Medical Privacy in the COVID-19 Era
Though privacy rights aren’t absolute, as it concerns HIPAA and medical privacy in the Covid-19 era, the personal-medical-privacy side of the debate seemed to have most of the momentum heading into the 21st Century. However, many are alarmed that COVID-19 may be changing the playing field, even going as far to sound the alarm about “medical tyranny”—due to the media’s attention to the “peril of a pandemic”, as well as the partisan expansion of governmental power spurred by crisis and widespread fear, and, finally, the unfortunate politicization of public health reshape perceptions and priorities.

Advocates for compulsory inoculation note that there is U.S. Supreme Court precedent for government-mandated vaccines. The 1905 case of Jacobsen v. Massachusetts upheld the Commonwealth of Massachusetts’ power to require smallpox vaccinations, with fines for noncompliance. Jacobsen served as precedent for high-court sanctioning of mandatory school vaccinations in 1922—and involuntary sterilization in 1927.

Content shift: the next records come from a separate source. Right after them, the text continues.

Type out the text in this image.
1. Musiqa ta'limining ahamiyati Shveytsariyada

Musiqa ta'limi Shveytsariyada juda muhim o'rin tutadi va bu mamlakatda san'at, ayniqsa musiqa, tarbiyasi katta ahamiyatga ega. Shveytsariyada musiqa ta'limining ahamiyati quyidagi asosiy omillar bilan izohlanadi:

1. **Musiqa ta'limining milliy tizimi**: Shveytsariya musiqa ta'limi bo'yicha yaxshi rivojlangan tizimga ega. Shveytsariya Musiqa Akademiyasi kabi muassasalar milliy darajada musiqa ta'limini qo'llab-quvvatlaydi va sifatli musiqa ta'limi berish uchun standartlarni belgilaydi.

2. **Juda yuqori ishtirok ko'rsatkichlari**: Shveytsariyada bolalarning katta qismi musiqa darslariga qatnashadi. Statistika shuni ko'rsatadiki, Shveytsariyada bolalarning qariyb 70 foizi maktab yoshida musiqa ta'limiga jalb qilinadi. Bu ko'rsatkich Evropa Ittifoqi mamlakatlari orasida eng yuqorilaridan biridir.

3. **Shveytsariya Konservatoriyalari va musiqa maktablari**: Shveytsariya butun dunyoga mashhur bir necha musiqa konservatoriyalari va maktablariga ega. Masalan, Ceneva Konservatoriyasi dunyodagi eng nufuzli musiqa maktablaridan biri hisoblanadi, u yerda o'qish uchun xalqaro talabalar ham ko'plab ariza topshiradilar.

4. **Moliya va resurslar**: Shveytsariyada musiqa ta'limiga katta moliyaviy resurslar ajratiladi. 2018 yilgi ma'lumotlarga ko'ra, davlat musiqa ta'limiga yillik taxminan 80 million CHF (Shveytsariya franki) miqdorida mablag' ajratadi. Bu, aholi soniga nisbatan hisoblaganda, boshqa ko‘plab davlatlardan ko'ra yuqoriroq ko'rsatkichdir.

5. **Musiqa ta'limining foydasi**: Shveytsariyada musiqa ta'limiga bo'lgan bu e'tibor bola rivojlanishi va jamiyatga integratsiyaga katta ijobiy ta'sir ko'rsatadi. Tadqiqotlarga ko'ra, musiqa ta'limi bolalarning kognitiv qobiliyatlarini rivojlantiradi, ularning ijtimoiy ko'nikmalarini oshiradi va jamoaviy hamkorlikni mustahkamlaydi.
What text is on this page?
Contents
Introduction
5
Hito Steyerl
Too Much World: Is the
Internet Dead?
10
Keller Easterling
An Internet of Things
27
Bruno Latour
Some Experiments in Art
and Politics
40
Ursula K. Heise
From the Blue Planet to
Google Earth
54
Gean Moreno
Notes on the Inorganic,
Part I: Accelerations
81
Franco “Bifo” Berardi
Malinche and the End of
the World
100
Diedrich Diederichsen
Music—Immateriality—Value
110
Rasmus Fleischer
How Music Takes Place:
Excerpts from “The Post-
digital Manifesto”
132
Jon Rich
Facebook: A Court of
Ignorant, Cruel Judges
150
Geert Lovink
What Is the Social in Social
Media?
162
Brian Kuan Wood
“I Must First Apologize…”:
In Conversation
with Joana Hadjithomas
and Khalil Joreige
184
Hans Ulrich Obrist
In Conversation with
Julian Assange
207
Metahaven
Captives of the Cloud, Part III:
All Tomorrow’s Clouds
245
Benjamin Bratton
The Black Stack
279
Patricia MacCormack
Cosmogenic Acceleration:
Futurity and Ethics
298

But constitutional law generally—and privacy rights in particular—have evolved substantially over the past century. While Jacobsen is technically still good law, governmental power to mandate particular healthcare procedures is by no means a settled question under modern jurisprudence. A 2005 article leary of complusory vaccinations in the American Journal of Public Health (now featured on the National Institute of Health’s website) asked whether mandatory vaccines could still pass 21st Century constitutional muster. The authors viewed the issues from a variety of relevant angles, ultimately concluding:

A law that authorizes mandatory vaccination during an epidemic of a lethal disease, with refusal punishable by a monetary penalty…would undoubtedly be found constitutional…However, the vaccine would have to be approved by the FDA as safe and effective…On the other hand, if a vaccine were investigational, compulsory vaccination would not be constitutional, and people would be less likely to accept it voluntarily….[A] state statute that actually forced people to be vaccinated over their refusal [] would probably be an unconstitutional violation of the right to refuse treatment…Even the state’s legitimate interest in protecting life cannot outweigh a competent adult’s decision to refuse medical treatment…

The 2005 article offers a fairly detailed analysis and is worth a read if you’re interested in the topic. A somewhat ominous warning from the authors (at least for supporters of privacy rights) is worth another quotation: “As a practical matter, major new epidemics or terrorist attacks are likely to be considered national emergencies. In such circumstances, overreactions are likely and constitutional rights may be trampled, regardless of established law…”

Private Employers and Medical Privacy Rights
When it comes to HIPAA and medical privacy in the Covid-19 era, private actors, which are most employers, are generally not restrained by constitutional privacy protections. And, unfortunately for individual rights advocates, HIPAA is of little help. While the law prohibits healthcare providers’ unauthorized disclosure of patients’ vaccination status, it does not prevent employers from asking employees whether they’ve had the vaccine—or even compelling vaccination as a condition of employment.

With that said, employment law is largely governed at the state level, and individual states vary in the relative strengths and weaknesses of protections afforded to workers. The issue is certain to result in significant litigation in the days ahead, resulting in new precedent in the privacy-rights-versus-public-health debate. It will be interesting to see how the lower courts come down and whether the U.S. Supreme Court decides to weigh in on medical privacy in the COVID-19 era.